The mind feels safe when presented with simple, everyday concepts. There’s probably a lot of entry level psychology behind that but let’s let it be and accept it as fact. (There, it’s working already, don’t you feel good?)
So, complicated things are best explained in analogy until the pathways are paved to freeway levels of delineating this is why ancient religious texts speak in parable. Something as ethereal and co,plaited as divinity or the human soul and how to care and feed it needs some concrete metaphor that the ignorant human mind can digest. Sure, I may say that I understand the concept of Kharma but flicking off someone on the highway or fantasizing about my friend’s wife doesn’t usually carry the immediate causative feedback as touching a hot iron kettle. So we start with the esoteric “Dharma” and immediately liken it to an eight-spoke wheel. Why? Because there are eight basic elements on the road to Enlightenment and we needed an unmistakable positive symbol (the most primitive icon of technology, the wheel) to associate it with. With the wheel comes progress and balance in it’s eight spokes. All good things… see, you’re on the road to nirvana already.
Hatreds never cease by hatreds in this world. By love alone they cease. This is an ancient Law.
To change the subject, let’s talk about suffering. Suffering, Buddha teaches is inherent of mortal life and unavoidable. One may only break free from the suffering of mortality through entry into Buddhahood, breaking the cycle of rebirth.

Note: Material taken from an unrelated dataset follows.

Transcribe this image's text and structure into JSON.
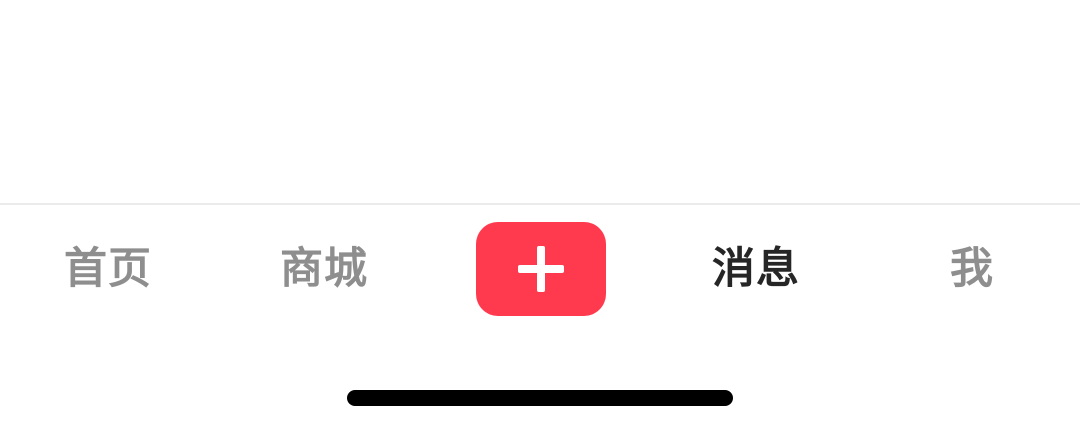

Leaving aside the belief in Buddhahood or rebirth, there is practical wisdom (read: easily digestible metaphor) in the way one approaches suffering. To be among men is suffering, for one is constantly confronted with their imperfections in everything from their character to the devices they design and build. Take for instance this bus I’m riding in. It gets me a long distance cheaply and more quickly than most means. However, due to the limitations of infrastructure it is built to seat someone seventy percent of my size, has poor circulation, is hot, shakes violently, etc. So the physical discomfort of this bus is one of many kinds of suffering my mind and body must endure. If I were extremely wealthy, I may have a helicopter or private limousine which is relatively much more acceptable to the human body. However in that meager improvement to my physical comfort I’d be alienated from my fellow man, the empathetic disadvantages are incalculable. This brings me, finally, to my point: which is that everyday suffering is a blessing for providing a culture foundation for strength of character. Focusing on the suffering is an opportunity to grow; a start towards deeper connections with people.

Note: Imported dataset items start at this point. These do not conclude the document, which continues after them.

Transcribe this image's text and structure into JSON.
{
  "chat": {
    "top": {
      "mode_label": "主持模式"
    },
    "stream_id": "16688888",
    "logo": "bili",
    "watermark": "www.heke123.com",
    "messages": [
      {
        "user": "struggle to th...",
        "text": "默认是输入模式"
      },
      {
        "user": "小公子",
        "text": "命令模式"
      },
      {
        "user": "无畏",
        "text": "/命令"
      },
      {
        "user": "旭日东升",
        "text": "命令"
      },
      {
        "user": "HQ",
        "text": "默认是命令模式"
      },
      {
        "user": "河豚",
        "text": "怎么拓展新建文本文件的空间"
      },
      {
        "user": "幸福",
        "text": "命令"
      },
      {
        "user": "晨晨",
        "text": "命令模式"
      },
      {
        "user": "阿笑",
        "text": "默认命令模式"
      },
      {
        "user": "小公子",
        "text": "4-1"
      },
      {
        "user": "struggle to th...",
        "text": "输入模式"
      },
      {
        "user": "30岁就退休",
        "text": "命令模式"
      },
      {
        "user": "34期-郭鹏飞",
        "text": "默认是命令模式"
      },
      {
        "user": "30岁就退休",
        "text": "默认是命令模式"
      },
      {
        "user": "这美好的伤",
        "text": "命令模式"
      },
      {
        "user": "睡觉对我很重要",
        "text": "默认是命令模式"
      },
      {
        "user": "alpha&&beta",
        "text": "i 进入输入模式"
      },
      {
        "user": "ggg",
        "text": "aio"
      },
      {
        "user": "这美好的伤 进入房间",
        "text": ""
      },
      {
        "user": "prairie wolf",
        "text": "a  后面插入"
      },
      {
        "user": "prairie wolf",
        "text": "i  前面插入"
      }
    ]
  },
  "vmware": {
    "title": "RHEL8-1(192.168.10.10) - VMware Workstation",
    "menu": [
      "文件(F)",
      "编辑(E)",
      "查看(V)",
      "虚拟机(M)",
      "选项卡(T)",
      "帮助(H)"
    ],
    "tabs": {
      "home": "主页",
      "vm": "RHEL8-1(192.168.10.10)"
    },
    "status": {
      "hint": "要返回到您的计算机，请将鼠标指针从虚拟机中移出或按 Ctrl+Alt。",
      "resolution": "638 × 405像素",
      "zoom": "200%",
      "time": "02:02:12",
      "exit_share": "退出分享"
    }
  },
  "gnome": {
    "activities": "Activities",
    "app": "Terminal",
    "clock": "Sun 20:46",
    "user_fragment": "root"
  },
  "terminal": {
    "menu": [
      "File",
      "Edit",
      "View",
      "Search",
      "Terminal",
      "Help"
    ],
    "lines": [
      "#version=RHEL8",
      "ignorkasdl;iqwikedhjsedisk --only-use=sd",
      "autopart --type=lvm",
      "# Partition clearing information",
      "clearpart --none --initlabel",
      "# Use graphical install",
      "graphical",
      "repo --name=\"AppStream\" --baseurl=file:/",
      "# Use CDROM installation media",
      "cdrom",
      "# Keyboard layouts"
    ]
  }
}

Notice how missionaries always speak of how kind and compassionate natives of remote and inhospitable environments are? They have been through so much suffering every day of their lives, they are truly grateful for the simplest elements of human life: water, food, shelter, health, and fraternity. Pity the isolated prince who knows not the suffering that surrounds him. This has been many men as it has been you and I. As it was also Siddhārtha, the Buddha.